Along with marked hypoinsulinemia in the pancreatectomized rats, there was also a concomitant decrease in both total plasma (Fig. 1) and gastrocnemius IGF-I peptide content (Fig. 2), a finding that our laboratory (13, 14) and others (28) have previously observed. In the present study, a 48-h fast lowered plasma and gastrocnemius IGF-I concentrations in both nondiabetic and diabetic rats. Ten hours of refeeding did not restore either plasma or gastrocnemius IGF-I concentrations to normal levels. Frystyk et al. (19) found similar changes in circulating IGF-I in rats that were fasted for 3 days. Moreover, it was not until 3 days after refeeding that plasma IGF-I concentrations returned to normal levels. The Frystyk et al. study did not measure protein turnover; however, those findings in addition to the current ones presented here suggest that the stimulation of skeletal muscle protein synthesis after refeeding is not due to changes in total circulating IGF-I. Likewise, the refeeding-induced increases in protein synthesis cannot be explained by changes in muscle IGF-I. Despite this, incubation with anti-IGF-I prevented the increases in rates of protein synthesis in the muscles from refed diabetic rats. Perhaps the postprandial increases in circulating insulin and/or amino acids may be responsible for facilitating the increases in protein synthesis. Nevertheless, our findings suggest that, in hypoinsulinemic rats, IGF-I may be obligatory for these increases in protein synthesis to occur.

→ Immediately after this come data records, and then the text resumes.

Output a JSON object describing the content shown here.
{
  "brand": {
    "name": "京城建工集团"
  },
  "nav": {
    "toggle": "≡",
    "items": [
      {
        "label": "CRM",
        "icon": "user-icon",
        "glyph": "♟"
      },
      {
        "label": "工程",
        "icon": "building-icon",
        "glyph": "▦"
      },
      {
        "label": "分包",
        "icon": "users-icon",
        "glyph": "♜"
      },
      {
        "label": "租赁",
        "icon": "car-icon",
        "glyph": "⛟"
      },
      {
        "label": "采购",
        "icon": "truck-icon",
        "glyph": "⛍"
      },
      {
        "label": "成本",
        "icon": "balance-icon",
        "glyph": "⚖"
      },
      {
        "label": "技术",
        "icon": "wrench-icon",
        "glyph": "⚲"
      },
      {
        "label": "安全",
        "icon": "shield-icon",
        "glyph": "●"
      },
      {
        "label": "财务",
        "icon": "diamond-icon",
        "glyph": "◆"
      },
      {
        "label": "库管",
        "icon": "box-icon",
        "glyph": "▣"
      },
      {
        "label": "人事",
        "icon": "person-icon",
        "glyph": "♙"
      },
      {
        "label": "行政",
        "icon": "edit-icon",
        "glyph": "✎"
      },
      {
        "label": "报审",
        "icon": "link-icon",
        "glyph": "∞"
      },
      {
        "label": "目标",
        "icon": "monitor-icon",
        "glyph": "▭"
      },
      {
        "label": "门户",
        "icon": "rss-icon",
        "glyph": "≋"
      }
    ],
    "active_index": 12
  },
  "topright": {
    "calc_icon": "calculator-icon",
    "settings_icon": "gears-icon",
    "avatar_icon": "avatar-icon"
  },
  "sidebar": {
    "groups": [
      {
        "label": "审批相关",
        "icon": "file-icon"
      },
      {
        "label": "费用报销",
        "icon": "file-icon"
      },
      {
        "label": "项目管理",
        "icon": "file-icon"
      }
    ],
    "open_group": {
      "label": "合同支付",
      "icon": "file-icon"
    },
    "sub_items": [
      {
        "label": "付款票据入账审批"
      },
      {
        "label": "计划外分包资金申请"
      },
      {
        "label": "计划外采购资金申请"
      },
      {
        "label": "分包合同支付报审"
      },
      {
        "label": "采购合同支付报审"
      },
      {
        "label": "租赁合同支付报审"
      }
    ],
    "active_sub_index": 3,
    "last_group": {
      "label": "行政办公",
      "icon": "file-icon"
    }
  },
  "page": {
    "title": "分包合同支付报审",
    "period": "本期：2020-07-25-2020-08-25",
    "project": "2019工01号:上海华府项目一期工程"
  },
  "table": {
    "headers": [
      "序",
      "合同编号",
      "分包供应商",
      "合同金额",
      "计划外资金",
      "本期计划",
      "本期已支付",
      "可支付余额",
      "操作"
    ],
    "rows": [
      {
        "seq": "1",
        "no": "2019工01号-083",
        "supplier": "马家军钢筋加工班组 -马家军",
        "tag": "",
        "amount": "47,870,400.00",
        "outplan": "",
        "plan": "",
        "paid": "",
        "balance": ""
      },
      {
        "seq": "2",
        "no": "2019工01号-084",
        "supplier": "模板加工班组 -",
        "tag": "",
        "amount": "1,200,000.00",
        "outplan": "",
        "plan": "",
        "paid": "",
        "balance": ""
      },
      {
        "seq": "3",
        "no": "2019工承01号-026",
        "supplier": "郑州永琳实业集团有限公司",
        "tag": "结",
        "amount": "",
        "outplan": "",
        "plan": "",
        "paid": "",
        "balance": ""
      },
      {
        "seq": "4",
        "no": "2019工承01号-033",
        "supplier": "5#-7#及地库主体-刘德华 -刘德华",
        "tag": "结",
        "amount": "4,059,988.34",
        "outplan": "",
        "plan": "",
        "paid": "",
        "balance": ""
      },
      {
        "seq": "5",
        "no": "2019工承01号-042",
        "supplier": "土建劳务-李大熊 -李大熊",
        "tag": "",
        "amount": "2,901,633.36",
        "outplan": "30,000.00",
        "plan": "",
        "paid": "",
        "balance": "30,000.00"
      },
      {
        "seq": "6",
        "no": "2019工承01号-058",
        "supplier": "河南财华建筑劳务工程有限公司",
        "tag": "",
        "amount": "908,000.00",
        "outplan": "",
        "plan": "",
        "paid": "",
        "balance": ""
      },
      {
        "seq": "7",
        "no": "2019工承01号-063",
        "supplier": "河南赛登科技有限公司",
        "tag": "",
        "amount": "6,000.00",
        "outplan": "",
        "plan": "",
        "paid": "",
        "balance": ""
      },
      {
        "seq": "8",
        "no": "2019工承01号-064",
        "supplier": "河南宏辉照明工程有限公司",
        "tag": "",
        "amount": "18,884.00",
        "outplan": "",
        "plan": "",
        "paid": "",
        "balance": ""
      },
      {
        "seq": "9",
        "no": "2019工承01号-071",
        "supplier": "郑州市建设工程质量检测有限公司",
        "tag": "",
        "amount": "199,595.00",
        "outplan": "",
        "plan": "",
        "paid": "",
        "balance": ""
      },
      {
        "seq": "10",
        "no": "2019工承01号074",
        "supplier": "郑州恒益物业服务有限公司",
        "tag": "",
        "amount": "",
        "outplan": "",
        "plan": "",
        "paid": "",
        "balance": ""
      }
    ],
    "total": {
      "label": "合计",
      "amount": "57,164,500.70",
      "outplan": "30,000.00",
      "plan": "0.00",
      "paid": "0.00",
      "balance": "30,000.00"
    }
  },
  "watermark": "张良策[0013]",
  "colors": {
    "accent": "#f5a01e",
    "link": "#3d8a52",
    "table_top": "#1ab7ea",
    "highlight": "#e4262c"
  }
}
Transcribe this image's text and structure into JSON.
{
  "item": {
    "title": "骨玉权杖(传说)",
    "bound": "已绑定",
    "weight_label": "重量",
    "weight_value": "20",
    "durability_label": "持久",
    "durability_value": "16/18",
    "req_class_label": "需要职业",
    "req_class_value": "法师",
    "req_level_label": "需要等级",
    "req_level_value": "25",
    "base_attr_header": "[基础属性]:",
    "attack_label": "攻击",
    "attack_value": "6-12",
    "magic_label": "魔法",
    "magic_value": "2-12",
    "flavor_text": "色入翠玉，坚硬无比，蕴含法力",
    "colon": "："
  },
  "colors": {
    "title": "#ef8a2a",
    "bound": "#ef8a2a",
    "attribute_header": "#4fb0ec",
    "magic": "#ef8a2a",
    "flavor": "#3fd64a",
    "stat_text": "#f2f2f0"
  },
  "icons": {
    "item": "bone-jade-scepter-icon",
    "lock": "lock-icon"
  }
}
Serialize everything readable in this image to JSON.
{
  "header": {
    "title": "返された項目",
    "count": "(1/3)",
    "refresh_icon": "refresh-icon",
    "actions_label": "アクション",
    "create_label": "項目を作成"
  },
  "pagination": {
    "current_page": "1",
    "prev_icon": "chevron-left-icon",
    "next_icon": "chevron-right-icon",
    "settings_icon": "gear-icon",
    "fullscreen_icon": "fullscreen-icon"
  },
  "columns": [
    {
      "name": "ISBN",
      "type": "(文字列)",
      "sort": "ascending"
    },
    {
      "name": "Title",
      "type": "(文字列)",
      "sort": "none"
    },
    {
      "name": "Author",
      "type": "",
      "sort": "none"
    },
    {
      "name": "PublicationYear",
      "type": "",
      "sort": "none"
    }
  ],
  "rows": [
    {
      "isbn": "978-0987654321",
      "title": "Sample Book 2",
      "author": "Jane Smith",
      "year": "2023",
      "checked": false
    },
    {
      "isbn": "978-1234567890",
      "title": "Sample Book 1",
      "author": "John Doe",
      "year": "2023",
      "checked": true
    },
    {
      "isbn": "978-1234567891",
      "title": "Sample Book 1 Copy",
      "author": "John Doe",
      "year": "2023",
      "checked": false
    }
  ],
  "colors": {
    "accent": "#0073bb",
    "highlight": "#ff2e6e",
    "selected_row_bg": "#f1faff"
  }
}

In conclusion, incubation of epitrochlearis muscles with anti-IGF-I lowered in vitro rates of protein synthesis in nondiabetic and diabetic rats, whereas protein degradation rates were not changed as a result of the antibody. A 48-h fast lowered plasma and gastrocnemius IGF-I concentrations in both groups of rats, and refeeding for 10 h was not sufficient in raising IGF-I concentrations from fasted levels. Fasting lowered protein synthesis rates for both groups of rats, and subsequent refeeding restored them to near basal rates. However, the muscles from the diabetic rats that were incubated with anti-IGF-I did not exhibit the refeeding-induced increase in protein synthesis. These data provide additional evidence that IGF-I is compensating for insulin in hypoinsulinemic rats to facilitate an anabolic response.